Last January, 38 percent of the public was hooked to the story, a Gallup and CBS poll said then. That number is down to 22 percent, according to a Pew survey released this week.
"If the impeachment story were a television show, it probably would have ended in February," said Dennis Johnson, associate dean of the school of political management at George Washington University. "The more this impeachment process keeps popping up, the more people want to move on."
Clinton foes most interested
The Pew Research Center's new study shows that people watching the trial were almost twice as likely to hear something that annoyed or angered them as they were to hear something new or interesting.
The study also found that the most avid trial watchers were Clinton foes.
"Almost all of the public who said they are not watching the trial closely said they did not feel the trial was going to change their mind about Clinton," said Sonner. Only about 26 percent of the 1,500 people surveyed around the country said they mentioned the trial in conversation over the last week, she added. The poll's margin of error was 3 percentage points.
The outcome of the trial is almost a foregone conclusion -- the Senate is considered unlikely to garner the votes to remove Clinton from office. Which begs the question -- is anybody reading all these impeachment stories? Some media analysts say the coverage will get more attention in classrooms years from now than it will at breakfast tables this morning.
"Papers write for the archives -- people may not be interested today, but you won't want to pick the paper 50 years from now and see that it led with the weather," said Rich Noyes, Web site editor at the Center for Media and Public Affairs, a nonprofit research organization. "The papers have a sense of posterity."
The television networks have a complicated relationship to the impeachment news. It is, no doubt, their lead story. But it is not always their most watchable story.
When the House voted to impeach Clinton, CBS broke with other networks by cutting away from its special report to cover football. The network ran away with the ratings for that day.
"There has by no means been an overwhelming audience for impeachment coverage," said CBS news spokeswoman Sandy Genelius. "These editorial decisions are not easy in this case because the public seems to be so overwhelmingly tired of this story."
'Ratings cannot be criteria'
Even so, CBS and the other networks pre-empted regular programming this month to televise the trial's opening statements by House Republicans and the White House defense.
"No matter how people feel about it, at its essence it is a very important procedure," Genelius said. "Viewers are not shy about sending e-mails and faxes saying they're fed up with this procedure -- but you have to balance that against good journalism and doing the right thing by covering it.
"Ratings cannot be the criteria by which we make our news judgments."
The big three networks are covering the story nightly, but are devoting only about half the time on the nightly news programs to the impeachment trial than the roughly 100 minutes per week they gave the story at its interest peak, Tyndall said.
"This is a reflection of public opinion," he said. "If there was widespread public clamor to remove the president then the hearings would be more newsworthy."
For true political junkies, the cable networks have been delivering wall-to-wall coverage.
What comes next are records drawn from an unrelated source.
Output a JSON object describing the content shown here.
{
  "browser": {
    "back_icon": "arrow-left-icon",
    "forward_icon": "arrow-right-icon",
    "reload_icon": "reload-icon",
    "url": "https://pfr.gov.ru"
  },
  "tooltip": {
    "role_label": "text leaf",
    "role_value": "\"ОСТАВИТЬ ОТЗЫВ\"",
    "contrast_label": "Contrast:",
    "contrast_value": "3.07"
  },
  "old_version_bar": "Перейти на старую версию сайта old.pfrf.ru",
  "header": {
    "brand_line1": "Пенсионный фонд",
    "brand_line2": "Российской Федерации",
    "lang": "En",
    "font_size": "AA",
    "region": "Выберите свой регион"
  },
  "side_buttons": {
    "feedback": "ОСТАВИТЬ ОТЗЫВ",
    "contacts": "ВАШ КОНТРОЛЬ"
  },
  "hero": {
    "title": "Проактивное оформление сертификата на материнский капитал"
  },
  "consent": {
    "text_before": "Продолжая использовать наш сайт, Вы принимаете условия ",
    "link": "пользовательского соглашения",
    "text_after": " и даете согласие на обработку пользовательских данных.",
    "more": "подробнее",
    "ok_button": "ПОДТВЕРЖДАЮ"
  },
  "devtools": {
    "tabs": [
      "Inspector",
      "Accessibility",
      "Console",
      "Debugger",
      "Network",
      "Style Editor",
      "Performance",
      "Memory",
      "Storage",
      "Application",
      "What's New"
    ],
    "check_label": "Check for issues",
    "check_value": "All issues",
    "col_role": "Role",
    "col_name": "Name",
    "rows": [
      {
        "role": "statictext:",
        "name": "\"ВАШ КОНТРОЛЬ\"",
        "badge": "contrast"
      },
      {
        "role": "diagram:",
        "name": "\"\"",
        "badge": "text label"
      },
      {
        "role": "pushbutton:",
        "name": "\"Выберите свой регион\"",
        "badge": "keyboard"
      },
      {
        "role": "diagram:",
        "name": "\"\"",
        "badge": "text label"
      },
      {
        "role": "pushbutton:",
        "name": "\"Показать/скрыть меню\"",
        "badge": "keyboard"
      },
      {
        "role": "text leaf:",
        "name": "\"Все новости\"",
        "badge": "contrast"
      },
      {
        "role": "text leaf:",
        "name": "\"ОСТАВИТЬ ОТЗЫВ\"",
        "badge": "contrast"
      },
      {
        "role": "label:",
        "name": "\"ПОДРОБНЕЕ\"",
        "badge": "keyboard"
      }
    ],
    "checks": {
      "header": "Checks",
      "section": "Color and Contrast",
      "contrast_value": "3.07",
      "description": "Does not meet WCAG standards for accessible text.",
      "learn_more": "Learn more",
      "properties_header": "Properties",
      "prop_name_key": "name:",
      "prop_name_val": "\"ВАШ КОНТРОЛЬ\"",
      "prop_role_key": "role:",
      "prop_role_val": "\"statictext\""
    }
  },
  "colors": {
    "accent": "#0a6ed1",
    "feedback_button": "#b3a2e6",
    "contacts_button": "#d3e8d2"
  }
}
And some network shows are thriving off the scandal even during this procedural phase. NBC's Meet the Press continues to enjoy a 17 percent boost in ratings since last year, which NBC credits in large part to the show's regular Lewinsky-related news-making.
Some who study the psychology of politics say the biggest reason the public is not glued to the impeachment story is because it represents something unpleasant to them.
"Clinton is very popular," said Steven Livingston, an associate professor of political communication at George Washington University. "People don't like hearing bad news. They tend to have a positive opinion of Clinton on the whole and so they tune out those messages that cause them pain. There is an element to this that is all very personal."